Crise environnementale, crise sanitaire, crise économique : où sont les outils de crise pour le marché laitier ? Qui gère la crise, et avec quoi ?
Personne, avec rien. Et c’est bien cette analyse qui est passée aux oubliettes… Avant la crise sanitaire liée au Covid, début 2020, il y avait 15% de lait en trop en Europe. Aujourd’hui, il y en 20% ! Trop de lait d’un côté, des charges qui augmentent de l’autre, comment peut-on espérer que ça s’arrange sans outil de crise adapté ? Cette crise du lait qui dure depuis 2003 est systémique. Elle est ancrée dans un système de marché dérégulé qui brise les côtes des éleveurs. Elle est écosystémique, doublement impactée par le changement climatique qui affecte nos deux piliers : l’élevage et la culture. Est ce qu’il y en a encore qui pensent que demain, ça ira mieux ? Que les charges baisseront comme par magie en pleine crise environnementale et que les prix augmenteront par une miraculeuse crise d’éthique des coopératives ?
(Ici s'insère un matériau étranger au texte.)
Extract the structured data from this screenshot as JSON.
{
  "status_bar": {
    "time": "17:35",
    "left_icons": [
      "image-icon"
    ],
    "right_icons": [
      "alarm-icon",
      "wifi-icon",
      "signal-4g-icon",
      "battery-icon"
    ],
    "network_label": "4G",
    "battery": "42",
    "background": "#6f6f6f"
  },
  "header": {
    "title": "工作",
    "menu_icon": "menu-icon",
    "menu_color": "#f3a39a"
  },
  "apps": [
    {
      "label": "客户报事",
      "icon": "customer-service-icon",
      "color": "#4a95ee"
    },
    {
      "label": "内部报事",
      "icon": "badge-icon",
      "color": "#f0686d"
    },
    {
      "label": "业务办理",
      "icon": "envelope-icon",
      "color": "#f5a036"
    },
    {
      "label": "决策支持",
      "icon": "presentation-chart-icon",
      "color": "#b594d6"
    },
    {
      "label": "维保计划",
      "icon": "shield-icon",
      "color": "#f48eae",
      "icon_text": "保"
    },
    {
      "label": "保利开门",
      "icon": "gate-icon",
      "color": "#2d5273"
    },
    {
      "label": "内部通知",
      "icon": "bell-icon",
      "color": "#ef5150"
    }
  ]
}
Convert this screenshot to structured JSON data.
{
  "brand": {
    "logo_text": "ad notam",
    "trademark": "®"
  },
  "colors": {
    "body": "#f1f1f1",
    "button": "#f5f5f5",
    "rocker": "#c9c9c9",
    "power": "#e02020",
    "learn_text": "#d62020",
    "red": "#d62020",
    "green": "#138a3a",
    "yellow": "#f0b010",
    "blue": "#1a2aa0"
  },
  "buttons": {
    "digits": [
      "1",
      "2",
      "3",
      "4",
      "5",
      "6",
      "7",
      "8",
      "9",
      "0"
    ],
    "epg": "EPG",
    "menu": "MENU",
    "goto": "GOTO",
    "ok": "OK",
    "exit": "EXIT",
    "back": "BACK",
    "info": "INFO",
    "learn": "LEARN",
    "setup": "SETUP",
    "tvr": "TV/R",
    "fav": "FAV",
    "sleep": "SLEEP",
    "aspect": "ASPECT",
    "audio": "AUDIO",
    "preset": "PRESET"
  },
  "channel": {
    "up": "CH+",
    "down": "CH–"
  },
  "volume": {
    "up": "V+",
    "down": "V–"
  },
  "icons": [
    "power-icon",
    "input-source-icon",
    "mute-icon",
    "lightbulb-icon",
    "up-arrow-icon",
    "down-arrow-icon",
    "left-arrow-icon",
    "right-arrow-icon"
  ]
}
Les solutions ? Depuis des années, nous demandons une seule chose : que l’on redonne aux producteurs le pouvoir de protéger la valeur de leur production.
A commencer parun prix équitable, basé sur des coûts indépendants, soit 45ct/l. C’est possible : nous le faisons avec FaireFrance.
Et bien sûr, plus de pouvoir dans les négociations grâce à des organisations transversales : nous le faisons aussi, avec France Milk Board. Cette force, nous la voulons en France mais aussi au niveau européen car ce sont les deux jambes du même corps : à quand des organisations de producteurs inter-pays ?
Depuis des années, nous demandons de ne pas travailler en dessous de nos couts de production, seul un outil de régulation du marché nous permettra d’atteindre cet objectif et, nous l’avons développé à l’EMB : le PRM permettrait de sécuriser les prix en Europe et pour chaque pays en cas de déstabilisation des marchés.
Nous nous battons pour des outils qui permettront demain à tous les producteurs de lait, même ceux qui sont aujourd’hui sceptiques, d’être rémunérés correctement pour leur travail. Par cette tribune, nous souhaitons apporter notre lecture de l’actualité laitière, mais aussi inviter tous les producteurs de lait, ainsi que nos élus et notre ministère, à considérer ces solutions que nous leur proposons.